German medievalist and numismatist

Dorothea Menadier (11 December 1891 – 24 March 1944) was a German medievalist and numismatist, who studied the coinage of women's monastic houses.

== Biography ==
Menadier was born on 11 December 1891. She was the daughter of the medieval numismatist and director of the Berlin Coin Cabinet Julius Menadier (de) and Ida, née Freiin von Düring. After attending the Chamissoschule in Berlin-Schöneberg, she studied history at the universities of Tübingen and Berlin. In Berlin, she graduated with a PhD on 21 June 1915. Her thesis was supervised by Michael Tangl.
Menadier analysed the coins and coinage of medieval German nunneries and abbesses, a topic that had been suggested by her father.

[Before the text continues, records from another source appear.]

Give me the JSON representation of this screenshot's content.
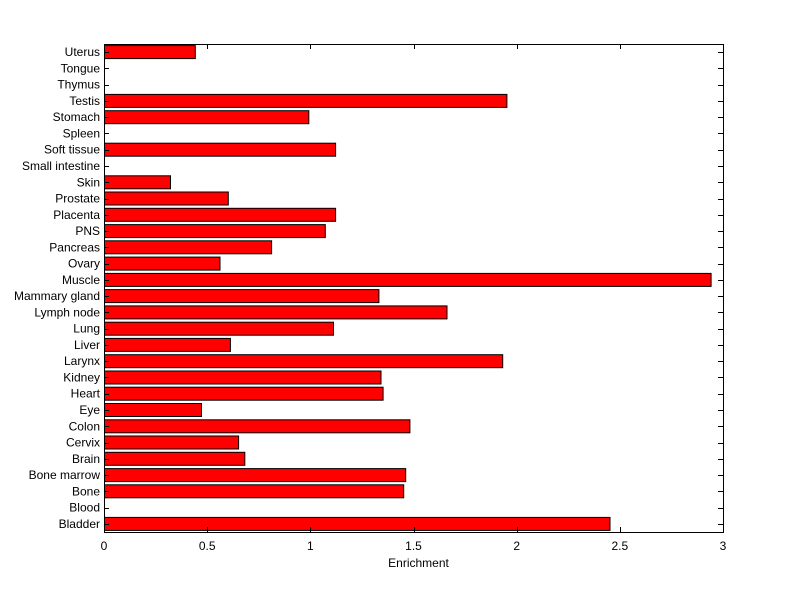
{
  "chart_data": {
    "type": "bar",
    "orientation": "horizontal",
    "title": "",
    "xlabel": "Enrichment",
    "ylabel": "",
    "xlim": [
      0,
      3
    ],
    "xticks": [
      "0",
      "0.5",
      "1",
      "1.5",
      "2",
      "2.5",
      "3"
    ],
    "grid": false,
    "bar_color": "#ff0000",
    "bar_edge_color": "#000000",
    "categories": [
      "Bladder",
      "Blood",
      "Bone",
      "Bone marrow",
      "Brain",
      "Cervix",
      "Colon",
      "Eye",
      "Heart",
      "Kidney",
      "Larynx",
      "Liver",
      "Lung",
      "Lymph node",
      "Mammary gland",
      "Muscle",
      "Ovary",
      "Pancreas",
      "PNS",
      "Placenta",
      "Prostate",
      "Skin",
      "Small intestine",
      "Soft tissue",
      "Spleen",
      "Stomach",
      "Testis",
      "Thymus",
      "Tongue",
      "Uterus"
    ],
    "values": [
      2.45,
      0,
      1.45,
      1.46,
      0.68,
      0.65,
      1.48,
      0.47,
      1.35,
      1.34,
      1.93,
      0.61,
      1.11,
      1.66,
      1.33,
      2.94,
      0.56,
      0.81,
      1.07,
      1.12,
      0.6,
      0.32,
      0,
      1.12,
      0,
      0.99,
      1.95,
      0,
      0,
      0.44
    ]
  }
}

Menadier's research demonstrated that most of the mints known from the coinage are also known from documentary sources. She also demonstrated that bailiffs were connected to the coinage.

In 1932 she contributed to a women's guidebook to Berlin, entitled Was die Frau von Berlin wissen muß ... : Ein praktisches Frauenbuch für Einheimische und Fremde. She died on 24 March 1944 at the age of 52 when an aerial bomb hit her house in Berlin-Lichterfelde. She was unmarried.

== Selected works ==

- Die Münzen und das Münzwesen der deutschen Reichsäbtissinnen im Mittelalter (Friedrich-Wilhelms-Universitat zu Berlin., 1915).